VOIX DE FEMMES

ÉDITORIAL: CES VOIX INEFFABLES, MERES DE NOUS TOUS

Lorsque, le 5 février 1967, à seulement 50 ans, Violeta Parra s’est tuée d’un coup de fusil, la racine d’un arbre est morte qui, heureusement, et malgré la méchanceté humaine, a continué à fleurir et à porter des fruits. Le XXe siècle, avant même d’être le siècle de la prise de conscience du prolétariat, est le siècle où, pour la première fois, la voix des femmes – victimes de milliers d’années de patriarcat aveugle et vulgaire – se fait entendre, forte, claire et (malheureusement) désespérée.

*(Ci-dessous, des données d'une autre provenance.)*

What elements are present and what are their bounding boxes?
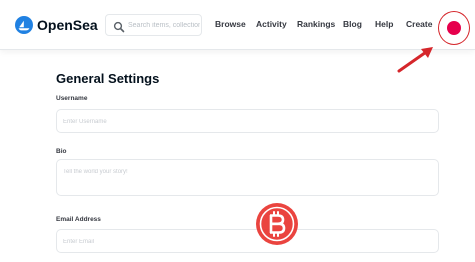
nav-blog[interactable]: Blog — [343, 17, 362, 31]
email-label: Email Address — [56, 216, 101, 223]
nav-create[interactable]: Create — [406, 17, 432, 31]
email-field-box[interactable] — [56, 229, 439, 253]
bio-field-box[interactable] — [56, 159, 439, 196]
bio-label: Bio — [56, 148, 67, 155]
username-field-box[interactable] — [56, 109, 439, 133]
nav-help[interactable]: Help — [375, 17, 393, 31]
nav-activity[interactable]: Activity — [256, 17, 287, 31]
search-icon — [113, 20, 125, 33]
avatar[interactable] — [447, 21, 461, 35]
bitcoin-watermark-icon — [256, 203, 298, 245]
nav-rankings[interactable]: Rankings — [297, 17, 335, 31]
brand-name[interactable]: OpenSea — [37, 16, 98, 34]
username-label: Username — [56, 95, 88, 102]
settings-form: General Settings Username Bio Email Addr… — [0, 51, 475, 262]
email-field[interactable] — [63, 237, 433, 247]
nav-browse[interactable]: Browse — [215, 17, 246, 31]
bio-field[interactable] — [63, 169, 433, 191]
search-input[interactable] — [128, 18, 200, 33]
opensea-logo-icon[interactable] — [15, 16, 33, 34]
search-bar[interactable] — [105, 14, 202, 36]
page-title: General Settings — [56, 71, 160, 86]
username-field[interactable] — [63, 117, 433, 127]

Il est très difficile de ne pas proférer des platitudes sur le sujet. Nous ne voulons pas parler de quotas roses, de supériorité, d’égalité des salaires, car il s’agit d’une rhétorique acquiesçante, qui considère la situation actuelle comme incontestable. Il y a des femmes qui ont réussi à faire entrer leur voix dans nos rêves, dans nos souvenirs, dans notre expérience de vie, et Violeta était la mère de toutes ces femmes. Neuvième enfant d’un paysan musicien et d’une couturière, née dans un village éloigné sur le plateau entre Santiago et Concepción, elle venait de nulle part, d’un endroit situé en dehors du carrefour de l’économie et de la culture dominantes, comme ce fut le cas pour Jésus de Nazareth.

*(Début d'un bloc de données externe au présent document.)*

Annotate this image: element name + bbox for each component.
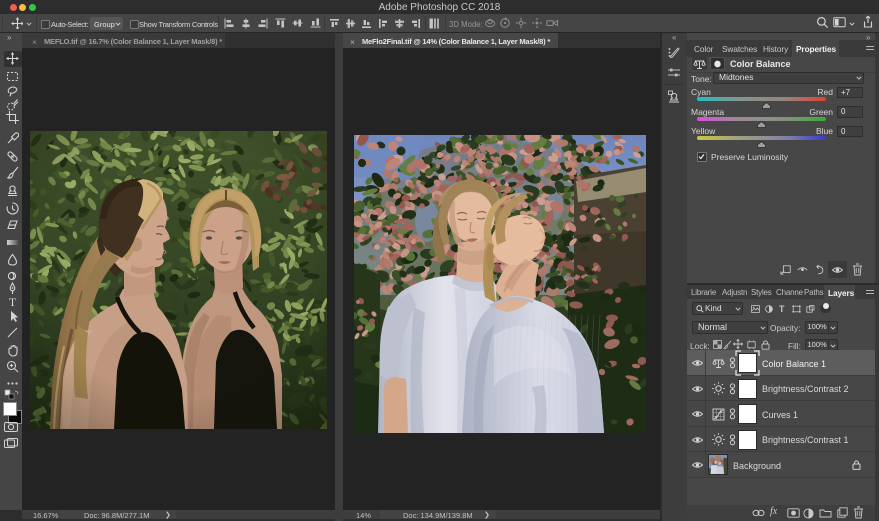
svg-text:T: T — [9, 295, 17, 308]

Elle, comme les autres femmes dont nous relatons la vie et l’œuvre, a changé à jamais notre façon de voir les choses. Il ne s’agit pas de musiciennes folk ou pop qui, en raison de leurs prouesses singulières, ont eu une carrière professionnelle sous les projecteurs du monde entier (comme Joni Mitchell, Dalida et Françoise Hardy), mais d’artisans de la douleur qui, dans leurs textes et à travers leur chant, ont témoigné de ce qu’est une mère : une vraie femme, qui a pris la vie en main, qui paie n’importe quel prix pour sa liberté et la défense de ses enfants.

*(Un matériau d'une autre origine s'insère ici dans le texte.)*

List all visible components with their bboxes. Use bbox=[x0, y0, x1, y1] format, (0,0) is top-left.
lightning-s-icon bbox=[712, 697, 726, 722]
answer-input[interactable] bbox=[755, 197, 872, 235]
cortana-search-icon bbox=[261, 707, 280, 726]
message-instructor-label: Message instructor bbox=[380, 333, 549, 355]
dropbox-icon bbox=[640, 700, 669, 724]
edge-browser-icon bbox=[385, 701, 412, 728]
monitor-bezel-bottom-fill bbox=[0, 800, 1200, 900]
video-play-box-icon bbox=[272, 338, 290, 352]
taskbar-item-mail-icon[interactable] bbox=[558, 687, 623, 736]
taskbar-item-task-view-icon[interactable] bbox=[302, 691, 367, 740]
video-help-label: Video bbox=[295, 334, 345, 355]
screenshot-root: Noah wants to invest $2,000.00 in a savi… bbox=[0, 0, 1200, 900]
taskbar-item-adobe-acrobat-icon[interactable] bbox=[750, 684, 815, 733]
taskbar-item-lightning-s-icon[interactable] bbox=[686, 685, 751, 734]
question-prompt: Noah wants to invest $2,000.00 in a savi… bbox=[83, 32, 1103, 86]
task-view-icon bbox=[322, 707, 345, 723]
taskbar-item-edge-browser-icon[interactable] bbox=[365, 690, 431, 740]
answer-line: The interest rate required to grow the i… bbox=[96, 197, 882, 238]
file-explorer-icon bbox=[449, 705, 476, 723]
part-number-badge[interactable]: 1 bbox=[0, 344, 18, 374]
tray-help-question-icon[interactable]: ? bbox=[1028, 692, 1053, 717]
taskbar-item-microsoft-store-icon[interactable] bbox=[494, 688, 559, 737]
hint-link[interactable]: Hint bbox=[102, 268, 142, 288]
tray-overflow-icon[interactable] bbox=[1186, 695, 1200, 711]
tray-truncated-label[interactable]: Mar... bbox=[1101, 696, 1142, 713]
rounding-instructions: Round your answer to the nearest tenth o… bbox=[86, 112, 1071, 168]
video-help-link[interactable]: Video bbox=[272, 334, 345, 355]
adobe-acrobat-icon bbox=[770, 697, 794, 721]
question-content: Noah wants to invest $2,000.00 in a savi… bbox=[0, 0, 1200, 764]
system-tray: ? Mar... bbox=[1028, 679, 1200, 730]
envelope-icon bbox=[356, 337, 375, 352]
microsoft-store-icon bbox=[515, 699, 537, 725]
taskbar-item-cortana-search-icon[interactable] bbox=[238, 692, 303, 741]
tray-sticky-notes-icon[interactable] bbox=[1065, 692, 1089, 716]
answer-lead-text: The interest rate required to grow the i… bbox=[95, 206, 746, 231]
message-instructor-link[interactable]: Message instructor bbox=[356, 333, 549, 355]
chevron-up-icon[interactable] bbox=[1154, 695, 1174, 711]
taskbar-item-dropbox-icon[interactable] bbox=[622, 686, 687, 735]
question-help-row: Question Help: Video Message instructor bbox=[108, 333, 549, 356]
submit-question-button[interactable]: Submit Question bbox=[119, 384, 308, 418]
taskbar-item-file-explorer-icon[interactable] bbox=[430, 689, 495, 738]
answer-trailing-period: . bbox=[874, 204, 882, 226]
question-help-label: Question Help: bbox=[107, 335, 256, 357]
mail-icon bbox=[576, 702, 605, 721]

Ces femmes ont des millions d’enfants, éparpillés dans l’histoire de ce dernier siècle de mort, de destruction, mais aussi d’une beauté incomparable. Ils sont la conscience de tous ceux, hommes et femmes, qui ont grandi en connaissant leur enseignement, et qui se sont endormis bercés par leur douceur, leur ténacité, leur force et leur vitalité ineffables.

C’est pourquoi, pour les décrire, nous avons choisi le tableau de Violeta, intitulé « L’arbre de vie », qui décrit mieux que mille mots la maternité qui, par son œuvre, a pu influencer des générations d’êtres humains et donner une lueur d’espoir à notre humanité autodestructrice.